= Clamp School Paranormal Investigators =

Japanese novel series

Clamp School Paranormal Investigators (CLAMP学園怪奇現象研究会事件ファイル, Clamp Gakuen Kaikigenshō Kenkyūkai Jiken Fairu) is a set of three illustrated novels written by Tomiyuki Matsumoto in collaboration with Japanese manga group, Clamp. These novels are based upon role-playing game (Clamp Gakuen TRPG) sessions played by Game master Tomiyuki Matsumoto, Takeshi Okazaki and Clamp members. The main characters are based on player characters played in the game sessions. The novels were published by Tokyopop in North America in 2004 and 2005.

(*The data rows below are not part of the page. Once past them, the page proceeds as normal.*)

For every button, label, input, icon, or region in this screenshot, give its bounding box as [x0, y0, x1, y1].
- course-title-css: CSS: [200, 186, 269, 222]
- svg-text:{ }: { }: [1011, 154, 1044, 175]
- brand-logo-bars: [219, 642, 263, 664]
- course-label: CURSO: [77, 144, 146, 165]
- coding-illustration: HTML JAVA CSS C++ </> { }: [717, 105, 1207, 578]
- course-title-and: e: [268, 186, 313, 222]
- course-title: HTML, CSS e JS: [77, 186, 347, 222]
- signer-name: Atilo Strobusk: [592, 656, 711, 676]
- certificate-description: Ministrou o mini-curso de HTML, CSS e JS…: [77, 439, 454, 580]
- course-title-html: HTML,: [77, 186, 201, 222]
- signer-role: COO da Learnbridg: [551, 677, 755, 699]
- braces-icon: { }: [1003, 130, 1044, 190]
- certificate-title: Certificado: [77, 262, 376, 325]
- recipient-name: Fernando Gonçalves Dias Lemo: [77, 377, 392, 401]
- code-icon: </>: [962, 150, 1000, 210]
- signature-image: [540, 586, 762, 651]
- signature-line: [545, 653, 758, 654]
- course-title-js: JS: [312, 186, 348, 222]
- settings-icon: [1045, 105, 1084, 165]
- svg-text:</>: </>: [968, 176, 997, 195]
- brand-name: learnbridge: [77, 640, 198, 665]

The story takes place on Clamp Campus where a series of paranormal events are occurring. Misadventures and solutions occur as five students act as investigators of the supernatural incidents.

==Characters==
- Takayuki Usagiya (兎屋 高雪, Usagiya Takayuki)
 A sixteen-year-old sophomore student of Clamp Campus' high school division, Class B. He is the master of Koizumi-san, a ghost who was once a maid of his family's household before her death. She is based on the player character that was used by Nanase Ohkawa.
- Mifuyu Mizukagami (水鏡 美冬, Mizukagami Mifuyu)
 An eighteen-year-old third year student of Clamp Campus' high school division, Class Z. Despite her innocent appearance and air-headed personality, she is a master swordfighter. She carries around her master blade, Kotetsu, all the time and will cut down any enemy who dares to cross her path. Mifuyu is based on the player character that was used by Satsuki Igarashi.
- Yuki Ajiadou (亜細亜堂 ユウキ, Ajiadō Yūki)
 A sophomore student of the high school division in Class A. Yuki is a transgender girl; due to the understanding of gender roles at the time of publication, Yuki was presented as a boy dressed as a girl. With the ability to teleport, Yuki is a psychic who dreams of becoming an extraordinary actress. Yuki is based on the player character used by Takeshi Okazaki.
- Rion Ibuki (伊吹 りおん, Ibuki Rion)
 A second year student the middle school division's Class C, fourteen-year-old Rion is a member of a proper Shinto family and was born and raised in a shrine. She is the youngest of a long line of revered spiritual mediums and possesses the power to see spirits and read their thoughts. She is based on the player character that was used by Tsubaki Nekoi.
- Koji Takamura (鷹村 光司, Takamura Kōji)
 Eleven-year-old Koji is a member of elementary school division in sixth grade in Class A. A member of the prestigious Takamura clan of ninjas, Koji is talented in the arts associated with his family. Unfortunately, he doesn't have a height that matches the level of his skills. Koji is also the cousin of Takamura Suoh of Clamp School Detectives. He is based on the player character that was used by Mokona.

==Drama CDs==
In addition to the three light novels, three drama CDs have been released, entitled File 1, File 2, and Strike Sparks.